Three Advocates on the Lasting Legacy and Hopeful Future of the Criminal Justice Reform Movement

The Vera Institute of Justice recently welcomed three new members to its board of trustees. Now in its 60th year, the organization has changed and grown, ebbing and flowing with the most critical issues facing criminal justice reform.
Damien Dwin Chair
Jul 08, 2021

Nonprofits like Vera are accountable to many people. There are the thousands of individuals who may be impacted by the policy, programmatic, or advocacy efforts made by the organization; the community partners and coalitions that the organization works with every day; and the staff, donors, volunteers, and supporters who keep the work moving forward. Then there are the board of directors and board of trustees—both groups of volunteers who serve terms of anywhere between four and eight years. These boards govern the nonprofit itself and, in the case of trustees, take on a leadership role in their personal connections with supporters.

Three new trustees—Helam Gebremariam, Lili Lynton, and Nelson O. Fitts—are helping to steer Vera itself as well as its supporters into the coming years. These representatives join the organization in its 60th year, and each has their own personal connection to the criminal justice reform movement.

Vera's work has shifted over time to become more inclusive of and responsive to the needs of those most affected by the far reach of the criminal legal system. The organization remains dedicated to ending mass incarceration, and three questions have served as guideposts as it has pushed its work forward:

  • How can we scope our future work?
  • What resources do communities that are most targeted by the criminal legal system need to heal and thrive?
  • What can Vera do to redress the racism and white supremacy that fuel the system?

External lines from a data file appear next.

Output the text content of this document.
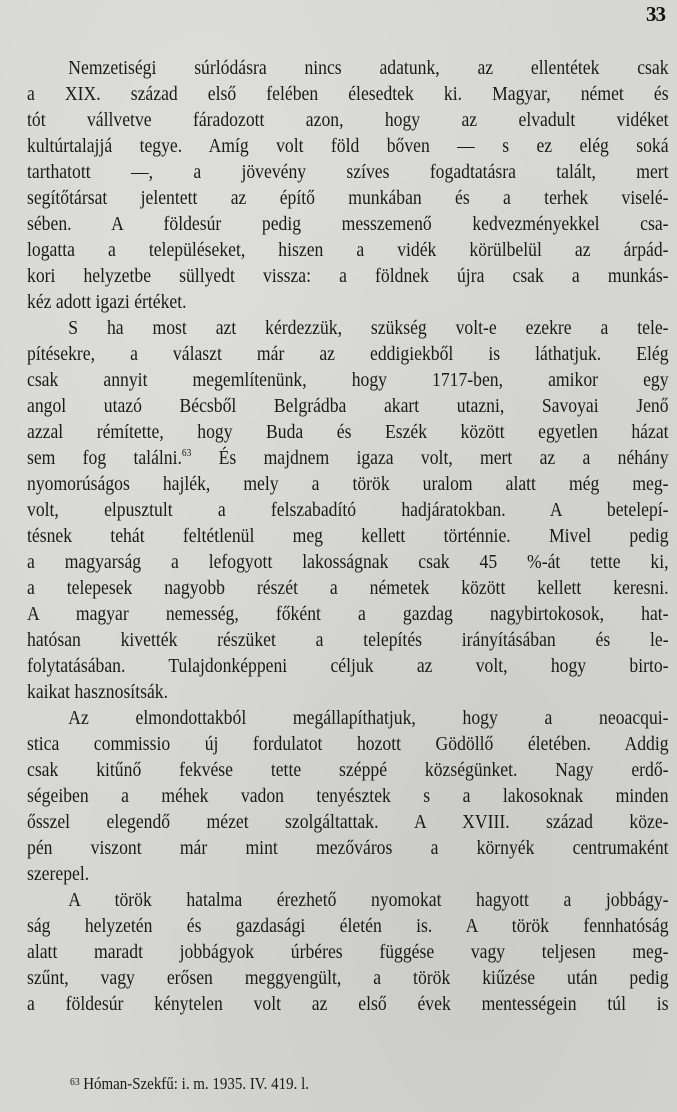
33
Nemzetiségi súrlódásra nincs adatunk, az ellentétek csak
a XIX. század első felében élesedtek ki. Magyar, német és
tót vállvetve fáradozott azon, hogy az elvadult vidéket
kultúrtalajjá tegye. Amíg volt föld bőven — s ez elég soká
tarthatott —, a jövevény szíves fogadtatásra talált, mert
segítőtársat jelentett az építő munkában és a terhek viselé-
sében. A földesúr pedig messzemenő kedvezményekkel csa-
logatta a településeket, hiszen a vidék körülbelül az árpád-
kori helyzetbe süllyedt vissza: a földnek újra csak a munkás-
kéz adott igazi értéket.
S ha most azt kérdezzük, szükség volt-e ezekre a tele-
pítésekre, a választ már az eddigiekből is láthatjuk. Elég
csak annyit megemlítenünk, hogy 1717-ben, amikor egy
angol utazó Bécsből Belgrádba akart utazni, Savoyai Jenő
azzal rémítette, hogy Buda és Eszék között egyetlen házat
sem fog találni.$^{63}$ És majdnem igaza volt, mert az a néhány
nyomorúságos hajlék, mely a török uralom alatt még meg-
volt, elpusztult a felszabadító hadjáratokban. A betelepí-
tésnek tehát feltétlenül meg kellett történnie. Mivel pedig
a magyarság a lefogyott lakosságnak csak 45 %-át tette ki,
a telepesek nagyobb részét a németek között kellett keresni.
A magyar nemesség, főként a gazdag nagybirtokosok, hat-
hatósan kivették részüket a telepítés irányításában és le-
folytatásában. Tulajdonképpeni céljuk az volt, hogy birto-
kaikat hasznosítsák.
Az elmondottakból megállapíthatjuk, hogy a neoacqui-
stica commissio új fordulatot hozott Gödöllő életében. Addig
csak kitűnő fekvése tette széppé községünket. Nagy erdő-
ségeiben a méhek vadon tenyésztek s a lakosoknak minden
ősszel elegendő mézet szolgáltattak. A XVIII. század köze-
pén viszont már mint mezőváros a környék centrumaként
szerepel.
A török hatalma érezhető nyomokat hagyott a jobbágy-
ság helyzetén és gazdasági életén is. A török fennhatóság
alatt maradt jobbágyok úrbéres függése vagy teljesen meg-
szűnt, vagy erősen meggyengült, a török kiűzése után pedig
a földesúr kénytelen volt az első évek mentességein túl is
$^{63}$ Hóman-Szekfű: i. m. 1935. IV. 419. l.
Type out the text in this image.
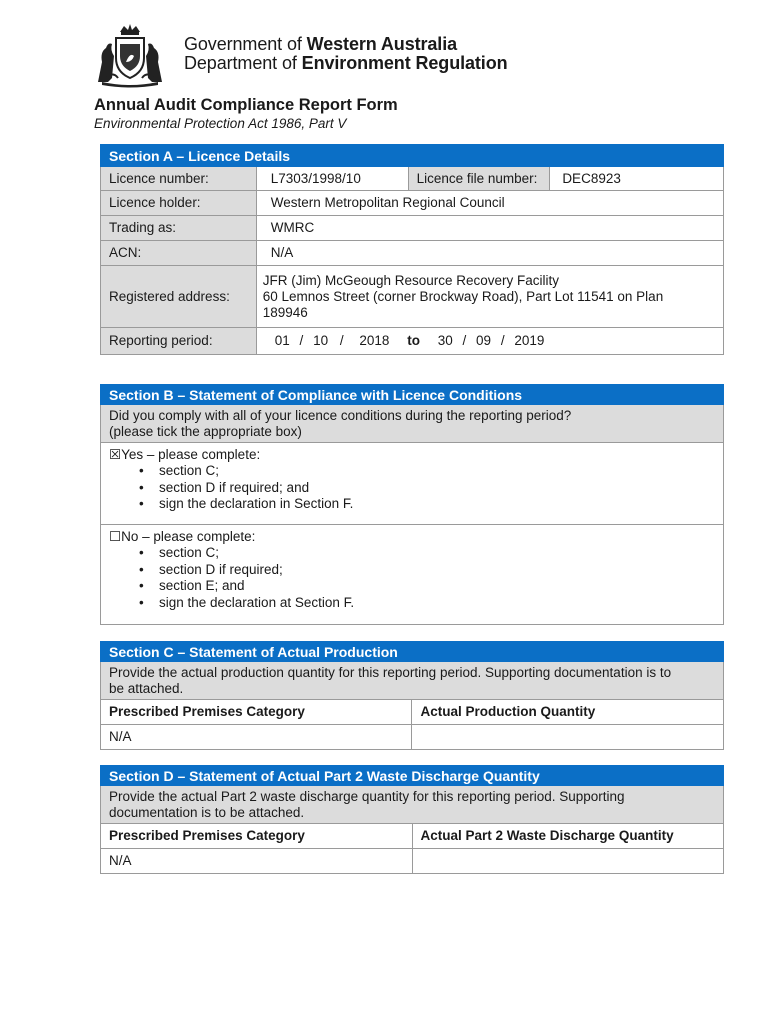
Government of Western Australia
Department of Environment Regulation
Annual Audit Compliance Report Form
Environmental Protection Act 1986, Part V
Section A – Licence Details			
Licence number:	L7303/1998/10	Licence file number:	DEC8923
Licence holder:	Western Metropolitan Regional Council		
Trading as:	WMRC		
ACN:	N/A		
Registered address:	JFR (Jim) McGeough Resource Recovery Facility
60 Lemnos Street (corner Brockway Road), Part Lot 11541 on Plan
189946		

Reporting period:	01 / 10 / 2018 to 30 / 09 / 2019		
Section B – Statement of Compliance with Licence Conditions

Did you comply with all of your licence conditions during the reporting period?
(please tick the appropriate box)

☒Yes – please complete:
• section C;
• section D if required; and
• sign the declaration in Section F.

☐No – please complete:
• section C;
• section D if required;
• section E; and
• sign the declaration at Section F.
Section C – Statement of Actual Production	

Provide the actual production quantity for this reporting period. Supporting documentation is to
be attached.	

Prescribed Premises Category	Actual Production Quantity
N/A	
Section D – Statement of Actual Part 2 Waste Discharge Quantity	

Provide the actual Part 2 waste discharge quantity for this reporting period. Supporting
documentation is to be attached.	

Prescribed Premises Category	Actual Part 2 Waste Discharge Quantity
N/A	
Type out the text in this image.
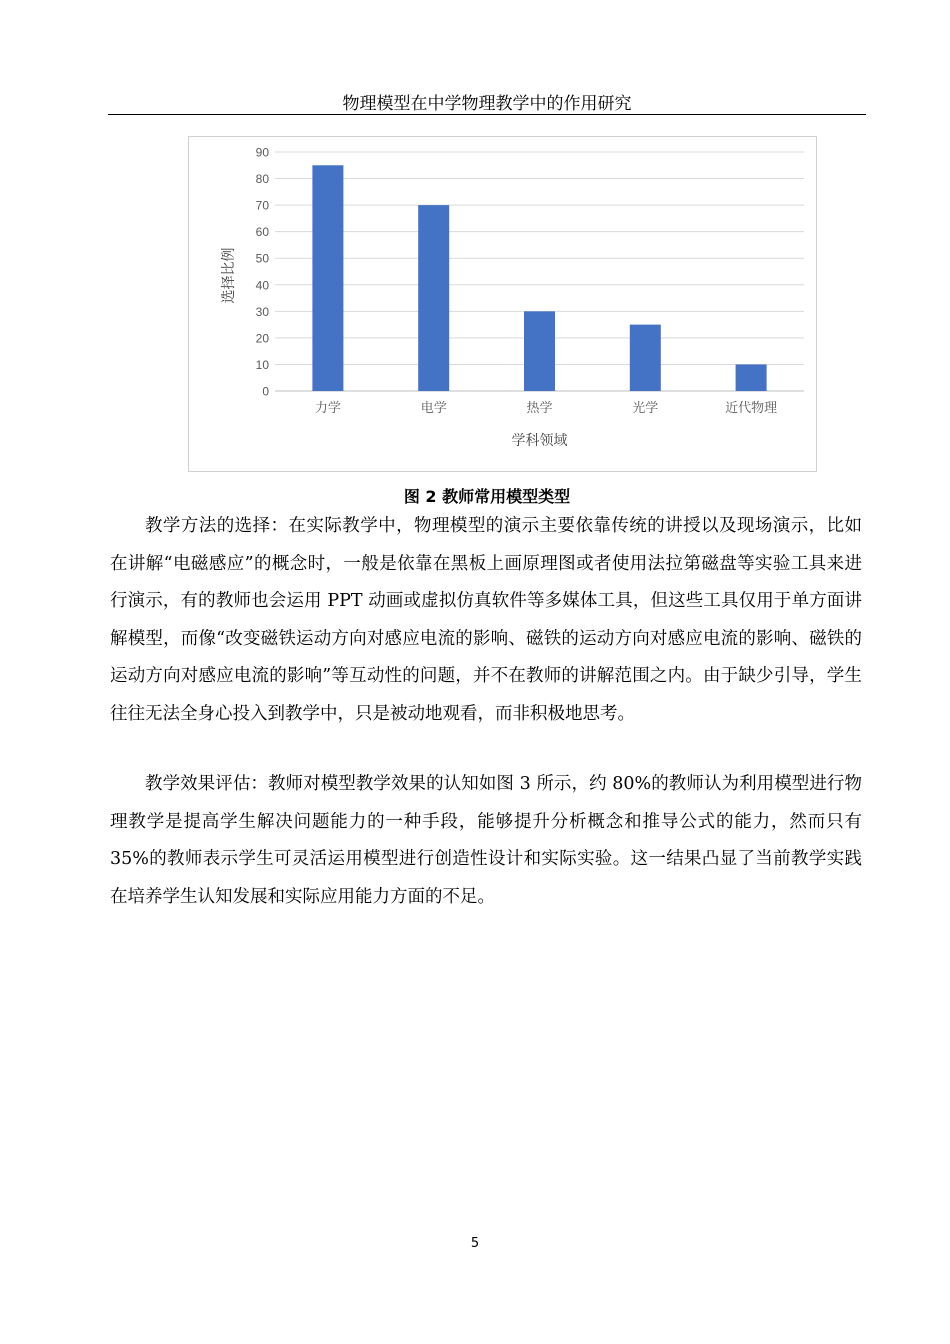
物理模型在中学物理教学中的作用研究
0
10
20
30
40
50
60
70
80
90
力学	电学	热学	光学	近代物理
选择比例
学科领域
图 2 教师常用模型类型

教学方法的选择：在实际教学中，物理模型的演示主要依靠传统的讲授以及现场演示，比如在讲解“电磁感应”的概念时，一般是依靠在黑板上画原理图或者使用法拉第磁盘等实验工具来进行演示，有的教师也会运用 PPT 动画或虚拟仿真软件等多媒体工具，但这些工具仅用于单方面讲解模型，而像“改变磁铁运动方向对感应电流的影响、磁铁的运动方向对感应电流的影响、磁铁的运动方向对感应电流的影响”等互动性的问题，并不在教师的讲解范围之内。由于缺少引导，学生往往无法全身心投入到教学中，只是被动地观看，而非积极地思考。

教学效果评估：教师对模型教学效果的认知如图 3 所示，约 80%的教师认为利用模型进行物理教学是提高学生解决问题能力的一种手段，能够提升分析概念和推导公式的能力，然而只有 35%的教师表示学生可灵活运用模型进行创造性设计和实际实验。这一结果凸显了当前教学实践在培养学生认知发展和实际应用能力方面的不足。

5
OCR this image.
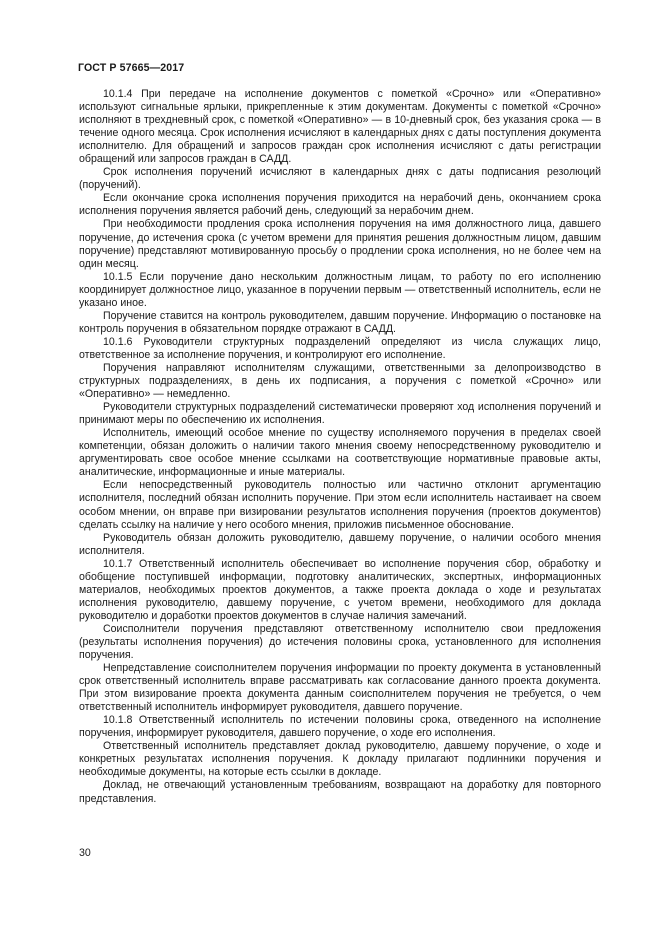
ГОСТ Р 57665—2017

10.1.4 При передаче на исполнение документов с пометкой «Срочно» или «Оперативно» используют сигнальные ярлыки, прикрепленные к этим документам. Документы с пометкой «Срочно» исполняют в трехдневный срок, с пометкой «Оперативно» — в 10-дневный срок, без указания срока — в течение одного месяца. Срок исполнения исчисляют в календарных днях с даты поступления документа исполнителю. Для обращений и запросов граждан срок исполнения исчисляют с даты регистрации обращений или запросов граждан в САДД.

Срок исполнения поручений исчисляют в календарных днях с даты подписания резолюций (поручений).

Если окончание срока исполнения поручения приходится на нерабочий день, окончанием срока исполнения поручения является рабочий день, следующий за нерабочим днем.

При необходимости продления срока исполнения поручения на имя должностного лица, давшего поручение, до истечения срока (с учетом времени для принятия решения должностным лицом, давшим поручение) представляют мотивированную просьбу о продлении срока исполнения, но не более чем на один месяц.

10.1.5 Если поручение дано нескольким должностным лицам, то работу по его исполнению координирует должностное лицо, указанное в поручении первым — ответственный исполнитель, если не указано иное.

Поручение ставится на контроль руководителем, давшим поручение. Информацию о постановке на контроль поручения в обязательном порядке отражают в САДД.

10.1.6 Руководители структурных подразделений определяют из числа служащих лицо, ответственное за исполнение поручения, и контролируют его исполнение.

Поручения направляют исполнителям служащими, ответственными за делопроизводство в структурных подразделениях, в день их подписания, а поручения с пометкой «Срочно» или «Оперативно» — немедленно.

Руководители структурных подразделений систематически проверяют ход исполнения поручений и принимают меры по обеспечению их исполнения.

Исполнитель, имеющий особое мнение по существу исполняемого поручения в пределах своей компетенции, обязан доложить о наличии такого мнения своему непосредственному руководителю и аргументировать свое особое мнение ссылками на соответствующие нормативные правовые акты, аналитические, информационные и иные материалы.

Если непосредственный руководитель полностью или частично отклонит аргументацию исполнителя, последний обязан исполнить поручение. При этом если исполнитель настаивает на своем особом мнении, он вправе при визировании результатов исполнения поручения (проектов документов) сделать ссылку на наличие у него особого мнения, приложив письменное обоснование.

Руководитель обязан доложить руководителю, давшему поручение, о наличии особого мнения исполнителя.

10.1.7 Ответственный исполнитель обеспечивает во исполнение поручения сбор, обработку и обобщение поступившей информации, подготовку аналитических, экспертных, информационных материалов, необходимых проектов документов, а также проекта доклада о ходе и результатах исполнения руководителю, давшему поручение, с учетом времени, необходимого для доклада руководителю и доработки проектов документов в случае наличия замечаний.

Соисполнители поручения представляют ответственному исполнителю свои предложения (результаты исполнения поручения) до истечения половины срока, установленного для исполнения поручения.

Непредставление соисполнителем поручения информации по проекту документа в установленный срок ответственный исполнитель вправе рассматривать как согласование данного проекта документа. При этом визирование проекта документа данным соисполнителем поручения не требуется, о чем ответственный исполнитель информирует руководителя, давшего поручение.

10.1.8 Ответственный исполнитель по истечении половины срока, отведенного на исполнение поручения, информирует руководителя, давшего поручение, о ходе его исполнения.

Ответственный исполнитель представляет доклад руководителю, давшему поручение, о ходе и конкретных результатах исполнения поручения. К докладу прилагают подлинники поручения и необходимые документы, на которые есть ссылки в докладе.

Доклад, не отвечающий установленным требованиям, возвращают на доработку для повторного представления.

30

Helam, Lili, and Nelson join a dedicated board of trustees and directors who will work to advance this important work: from celebrating and amplifying Vera’s 60th anniversary this year; to continuing Vera’s groundbreaking, actionable research and strategic partnerships to drive meaningful policy change; to advocating on behalf of those most targeted by the system.

From Vera’s work to end mass incarceration in its hidden hot spots around the country—rural communities and small cities—to its efforts to dismantle the school-to-prison pipeline in favor of restoring the promise of young people, hear what drives these three advocates.

Helam Gebremariam

“Through all the pain and loss of this past year, we also saw states and localities make tremendous strides and adjustments to our criminal justice system.”

Helam Gebremariam speaks to the possible future of criminal justice reform the COVID-19 pandemic showed us.

“We can do better. We must do better. And the time to act is now. The wheels are turning, and we have the opportune moment to really galvanize ourselves, to focus ourselves, and to have our voices heard in this quest for justice.”

Learn more about Vera’s Center on Immigration and Justice.

Lili Lynton

“I became involved with Vera and criminal justice reform, like so many Americans, once it started touching me personally. By the time it came home to me, it was already of crisis proportions.”

As a dedicated advocate of young people’s education, Lili Lynton witnessed firsthand the devastating impacts of the school-to-prison pipeline.

“What is most extraordinary is that we are taking our most vulnerable population and, instead of supporting them, instead of helping them achieve their dreams, we are making it as difficult as possible.”

Learn more about Vera’s Restoring Promise program.

Nelson O. Fitts

“Access to education and training in jails and prisons—especially postsecondary education—is critical.”

Nelson O. Fitts and his law firm have been invested in Vera’s work for years. Now, he directs his attention to improving access to education and job training for incarcerated people and reducing overincarceration in rural communities.

“A generation from now, what kind of American society we live in will turn, in part, on reducing the populations of jails and prisons, and successfully reintegrating formerly jailed people into the community and the economy.”